Proposer deux possibilités

"Marseille, ville de diversité, offre depuis cet automne à titre expérimental une restauration halal dans deux des onze enseignes Quick. Si cette démarche est parfaitement légitime, il aurait été nécessaire de maintenir également une offre non halal dans ces deux restaurants pour laisser une totale liberté de choix aux consommateurs", a souligné le maire UMP Jean-Claude Gaudin. "A ce titre, mon cabinet s'est entretenu avec la direction des deux restaurants Quick marseillais, pour les inciter à proposer les deux possibilités de restauration", a-t-il ajouté.

La concurrence des indépendants

Les 8 restaurants test, sur 350 Quick en France, ne servent plus que des hamburgers garnis de viande de bœuf venant de bêtes abattues selon le rite halal et où la dinde fumée a remplacé le bacon.

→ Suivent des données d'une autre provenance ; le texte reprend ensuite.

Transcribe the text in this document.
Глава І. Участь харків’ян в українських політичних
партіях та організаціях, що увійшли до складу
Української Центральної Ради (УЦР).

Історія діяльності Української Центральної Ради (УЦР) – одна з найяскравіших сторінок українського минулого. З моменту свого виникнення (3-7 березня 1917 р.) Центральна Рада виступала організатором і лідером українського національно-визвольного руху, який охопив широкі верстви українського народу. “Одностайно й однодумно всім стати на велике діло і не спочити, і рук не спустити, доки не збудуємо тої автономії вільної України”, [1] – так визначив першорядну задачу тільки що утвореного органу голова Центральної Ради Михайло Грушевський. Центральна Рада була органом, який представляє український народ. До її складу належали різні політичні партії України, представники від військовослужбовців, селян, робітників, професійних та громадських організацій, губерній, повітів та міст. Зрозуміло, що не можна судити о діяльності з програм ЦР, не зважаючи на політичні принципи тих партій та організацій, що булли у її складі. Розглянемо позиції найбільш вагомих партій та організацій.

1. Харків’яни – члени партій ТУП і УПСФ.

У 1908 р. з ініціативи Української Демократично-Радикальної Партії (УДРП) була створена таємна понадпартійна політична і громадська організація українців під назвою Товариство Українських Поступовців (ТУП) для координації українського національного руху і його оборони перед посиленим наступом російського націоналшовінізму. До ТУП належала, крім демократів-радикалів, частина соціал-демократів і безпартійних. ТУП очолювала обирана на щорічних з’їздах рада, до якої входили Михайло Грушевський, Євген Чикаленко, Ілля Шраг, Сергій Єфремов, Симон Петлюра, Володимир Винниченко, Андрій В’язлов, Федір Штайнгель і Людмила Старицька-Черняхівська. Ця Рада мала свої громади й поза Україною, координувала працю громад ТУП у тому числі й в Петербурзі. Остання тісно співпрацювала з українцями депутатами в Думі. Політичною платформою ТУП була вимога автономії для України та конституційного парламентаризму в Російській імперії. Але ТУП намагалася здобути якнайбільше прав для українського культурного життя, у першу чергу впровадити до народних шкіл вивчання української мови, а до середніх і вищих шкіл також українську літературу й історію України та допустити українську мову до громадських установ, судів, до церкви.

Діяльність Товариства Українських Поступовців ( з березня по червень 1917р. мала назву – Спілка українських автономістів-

Selon une porte-parole de Quick, choisir de ne proposer que des produits halal dans ces établissements n'est pas lié à des aspects religieux ou techniques mais à "une meilleure lisibilité de l'expérimentation". Quant à l'issue de cette expérience, "rien n'est exclu", pas même une offre mixte.

De nombreux fast-food indépendants proposent déjà de la viande halal, mais pour l'instant, Quick est la seule chaîne de restauration rapide à s'être lancée. Superviseur de plusieurs Quick, dont celui de Roubaix, Luc Demain a y constaté une "légère augmentation de la fréquentation" depuis qu'il est halal et affirme n'avoir pas eu de réclamations des clients. Roubaix a été choisi pour l’expérimentation du fait de l’importance de sa communauté musulmane.